Когда я впервые услышала о вакцине, тоже не помню.

Кажется, в конце 1939 года. В том году, весной, я окончила университет, осенью Германия напала на Польшу, началась мировая война.

Именно в это время отец стал посещать хирургические палаты больниц и подолгу беседовать с хирургами. Его

«Основы микробиологии» только что вышли в свет, печать отозвалась о них очень хорошо, и я настаивала, чтобы отец месяца на три поехал на юг отдохнуть. Уже выбран был санаторий. Уже были куплены белые брюки, парусиновые туфли и соломенная шляпа, которую можно было носить только на курорте. И вдруг отец заявил, что никуда не поедет.

В декабре Якимов и Вертоградский были зачислены в лабораторию отца. Они каждый день сидели допоздна у отца в кабинете. В университете отец сократил до минимума количество своих лекций. Теперь целые дни он проводил в лаборатории. Он перестал приходить ко второму завтраку, и я утром совала ему в карман бутерброды. В

конце зимы он поехал в Москву и вернулся недели через три, оживленный, веселый и довольный.

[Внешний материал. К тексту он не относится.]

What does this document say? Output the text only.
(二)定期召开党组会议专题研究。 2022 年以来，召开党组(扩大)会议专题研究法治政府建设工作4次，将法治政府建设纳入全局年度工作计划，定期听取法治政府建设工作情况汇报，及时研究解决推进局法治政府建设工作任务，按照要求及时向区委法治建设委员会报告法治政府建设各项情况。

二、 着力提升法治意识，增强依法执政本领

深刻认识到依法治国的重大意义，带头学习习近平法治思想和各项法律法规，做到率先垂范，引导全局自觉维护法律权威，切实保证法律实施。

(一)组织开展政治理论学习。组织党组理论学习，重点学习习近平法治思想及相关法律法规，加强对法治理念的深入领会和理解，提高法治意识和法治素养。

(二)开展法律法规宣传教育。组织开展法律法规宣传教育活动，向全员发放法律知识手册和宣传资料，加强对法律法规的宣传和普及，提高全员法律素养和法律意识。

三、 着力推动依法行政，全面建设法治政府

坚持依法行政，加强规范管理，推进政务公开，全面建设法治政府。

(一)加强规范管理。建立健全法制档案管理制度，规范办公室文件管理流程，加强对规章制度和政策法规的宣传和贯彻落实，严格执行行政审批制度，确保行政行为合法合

В первый же вечер после его приезда я вошла к нему в кабинет.

– Вот что, папа, – сказала я. – Мне думается, твоя дочь стала биологом не для того, чтобы ровно ничего не знать о твоих делах. Будь любезен, объясни, над чем ты собираешься работать.

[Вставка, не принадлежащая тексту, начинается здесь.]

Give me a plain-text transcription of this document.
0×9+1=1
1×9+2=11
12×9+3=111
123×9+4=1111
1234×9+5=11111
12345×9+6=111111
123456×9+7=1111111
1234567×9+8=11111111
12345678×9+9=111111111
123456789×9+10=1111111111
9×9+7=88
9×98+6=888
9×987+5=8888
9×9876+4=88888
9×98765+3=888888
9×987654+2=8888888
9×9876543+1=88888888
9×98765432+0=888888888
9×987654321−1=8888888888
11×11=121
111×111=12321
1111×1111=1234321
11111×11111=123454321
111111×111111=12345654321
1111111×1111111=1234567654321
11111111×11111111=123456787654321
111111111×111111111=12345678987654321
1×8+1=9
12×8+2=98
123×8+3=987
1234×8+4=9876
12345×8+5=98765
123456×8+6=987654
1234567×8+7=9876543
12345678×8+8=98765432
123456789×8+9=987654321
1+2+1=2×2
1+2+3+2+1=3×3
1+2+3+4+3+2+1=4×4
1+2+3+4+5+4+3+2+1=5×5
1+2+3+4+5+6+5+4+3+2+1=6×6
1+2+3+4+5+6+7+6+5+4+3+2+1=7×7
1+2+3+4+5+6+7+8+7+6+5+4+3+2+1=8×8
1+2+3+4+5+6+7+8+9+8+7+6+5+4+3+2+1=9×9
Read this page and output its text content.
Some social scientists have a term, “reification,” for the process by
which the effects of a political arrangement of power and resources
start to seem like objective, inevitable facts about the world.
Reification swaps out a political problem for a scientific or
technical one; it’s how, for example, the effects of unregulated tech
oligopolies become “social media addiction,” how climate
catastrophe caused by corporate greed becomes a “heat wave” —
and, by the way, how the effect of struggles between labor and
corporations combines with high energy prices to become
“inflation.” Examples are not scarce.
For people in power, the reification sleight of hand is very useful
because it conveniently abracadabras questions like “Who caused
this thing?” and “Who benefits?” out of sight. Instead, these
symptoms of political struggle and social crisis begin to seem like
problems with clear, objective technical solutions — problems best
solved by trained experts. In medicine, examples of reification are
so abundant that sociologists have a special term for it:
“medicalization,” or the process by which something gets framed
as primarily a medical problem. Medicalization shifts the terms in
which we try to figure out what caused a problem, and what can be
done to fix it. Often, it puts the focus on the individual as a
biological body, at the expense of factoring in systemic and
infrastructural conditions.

Отец хмыкнул и посмотрел на меня.

– Ладно, – сказал он. – Садись и слушай.

Он тогда рассказал мне о своей работе, сущность которой известна сейчас слишком широко, чтобы о ней говорить. Разумеется, я и раньше слышала о послераневых осложнениях. Я знала о шоке, о газовой гангрене, обо всех этих таинственных и страшных болезнях, которые губят так много людей. Но многое из того, что говорил отец, было мне совершенно незнакомо, многое было неизвестно тогда еще никому. Отец увлекся и говорил долго. Кажется, главное – новизну и смелость мысли отца – я уловила.